Document Type

Book Chapter

Book Authors/Editors

Arthur D. Hellman, ed.

Publisher

Cornell University Press

Publication Date

1990

Abstract

Once again, Congress is considering legislation to divide the largest of the federal judicial circuits, the Ninth Circuit Court of Appeals. The Ninth Circuit extends over nine western states, including California, and it has 29 active judges, almost twice the number of the next-largest circuit. Much of the debate over proposals for restructuring focuses on a feature unique to the Ninth Circuit, the limited en banc court (LEBC). In all of the other circuits, when the court of appeals grants rehearing en banc, the case is heard by all active judges. In the Ninth Circuit, the en banc court is composed of 11 judges – the chief judge and 10 other judges selected at random for each case from among the active judges. Eleven judges constitute little more than one-third of the full court. Proponents of restructuring argue that the LEBC cannot satisfactorily perform the functions of en banc rehearing – in particular, maintaining consistency in the law of the circuit.

This book chapter examines the origins and operation of the Ninth Circuit’s limited en banc court. It draws on internal court memoranda and interviews with the judges; it also includes an empirical study of en banc balloting during the first six years under the LEBC rule.

The LEBC was authorized by legislation enacted by Congress in 1978. Even before the bill was passed, the Ninth Circuit’s judges began discussing how the en banc function might be performed by a body composed of fewer than all active judges. The discussions continued over a period of two years before the en banc rule – still in force today, with minor changes – was adopted.

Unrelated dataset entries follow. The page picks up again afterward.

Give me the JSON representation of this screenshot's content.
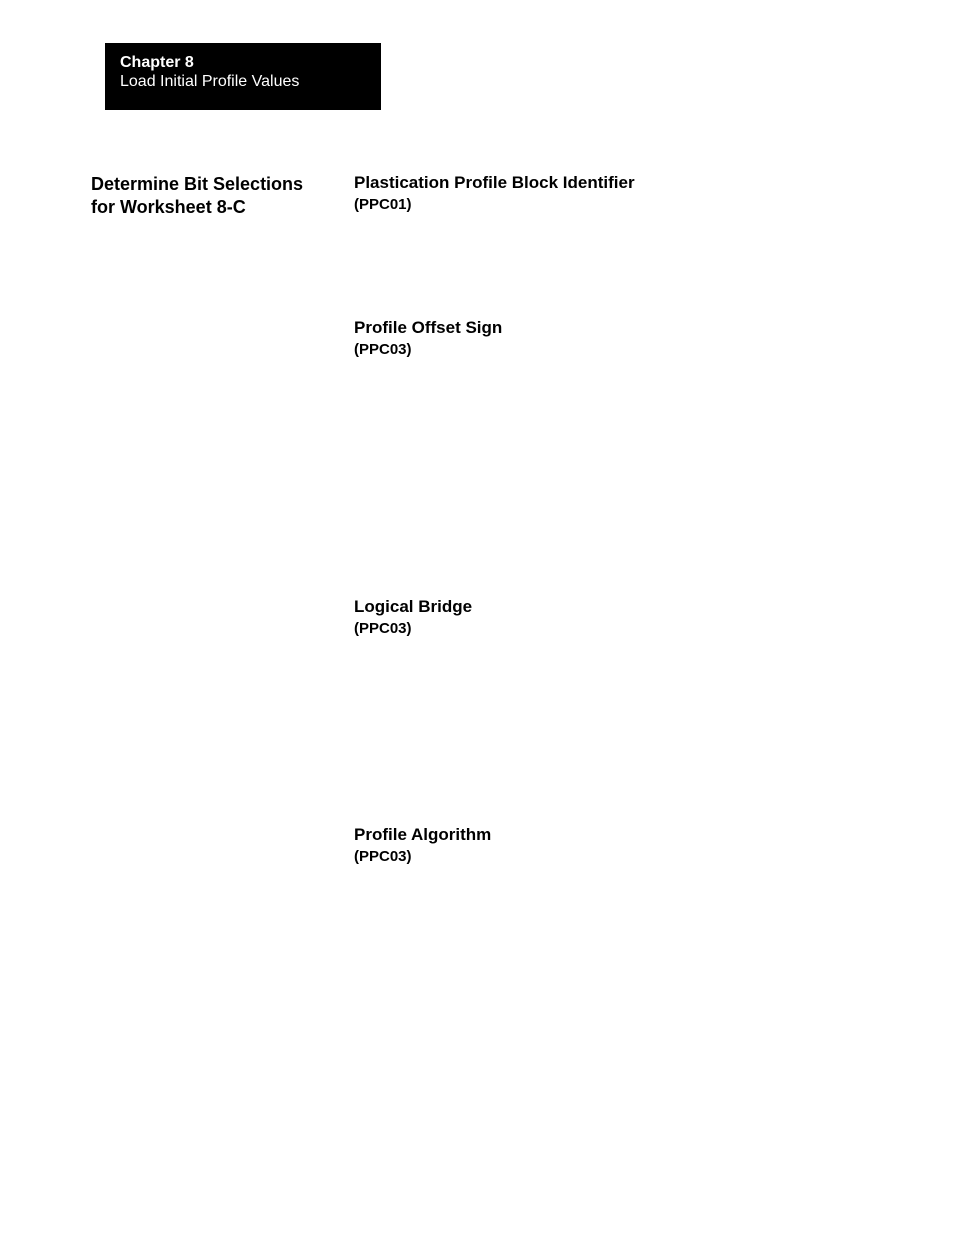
{
  "header": {
    "chapter": "Chapter  8",
    "subtitle": "Load Initial Profile Values"
  },
  "leftHeading": {
    "line1": "Determine Bit Selections",
    "line2": "for Worksheet 8-C"
  },
  "sections": [
    {
      "title": "Plastication Profile Block Identifier",
      "code": "(PPC01)"
    },
    {
      "title": "Profile Offset Sign",
      "code": "(PPC03)"
    },
    {
      "title": "Logical Bridge",
      "code": "(PPC03)"
    },
    {
      "title": "Profile Algorithm",
      "code": "(PPC03)"
    }
  ],
  "colors": {
    "background": "#ffffff",
    "headerBg": "#000000",
    "headerText": "#ffffff",
    "bodyText": "#000000"
  },
  "typography": {
    "fontFamily": "Arial, Helvetica, sans-serif",
    "chapterTitleSize": 16,
    "leftHeadingSize": 18,
    "sectionTitleSize": 17,
    "sectionCodeSize": 15
  }
}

This book chapter traces in detail the evolution of the rule. It shows that the judges initially favored a nine-judge LEBC and a “permanent rotation” system, under which judges would serve for a designated period of time, with new judges rotating on at staggered intervals. Examining the process by which the judges shifted to the random selection approach provides a fascinating picture of judges working together to reshape an institution within the court. It also sheds light on the judges’ view of how an intermediate appellate court should function.

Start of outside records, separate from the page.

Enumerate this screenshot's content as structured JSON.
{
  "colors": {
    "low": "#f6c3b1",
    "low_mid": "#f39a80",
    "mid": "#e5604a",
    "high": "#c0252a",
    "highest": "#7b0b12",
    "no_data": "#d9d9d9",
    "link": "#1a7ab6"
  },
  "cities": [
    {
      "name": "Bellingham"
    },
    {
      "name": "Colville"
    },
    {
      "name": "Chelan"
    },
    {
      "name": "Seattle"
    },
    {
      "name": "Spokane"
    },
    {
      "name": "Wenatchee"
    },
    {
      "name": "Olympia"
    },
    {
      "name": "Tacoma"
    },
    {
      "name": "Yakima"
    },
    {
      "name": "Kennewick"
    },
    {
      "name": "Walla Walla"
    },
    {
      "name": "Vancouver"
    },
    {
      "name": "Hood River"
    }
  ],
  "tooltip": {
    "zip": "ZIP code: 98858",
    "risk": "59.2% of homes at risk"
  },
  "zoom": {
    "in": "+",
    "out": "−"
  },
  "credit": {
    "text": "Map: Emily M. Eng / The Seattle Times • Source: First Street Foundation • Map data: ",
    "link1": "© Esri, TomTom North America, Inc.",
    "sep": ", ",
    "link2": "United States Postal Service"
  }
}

The chapter also examines the Ninth Circuit’s efforts, during the first six years under the LEBC rule, to maintain consistency and coherence in the law of the circuit. The research shows that the formal en banc process is only one way in which the judges take steps to avoid conflicts between panel decisions. At the same time, en banc rehearing has not been not treated primarily as a device for maintaining consistency within the circuit. For example, review of the memoranda exchanged by the judges reveals that assertions of intracircuit conflict were made in fewer than half of the cases in which a judge called for a vote on rehearing a case en banc.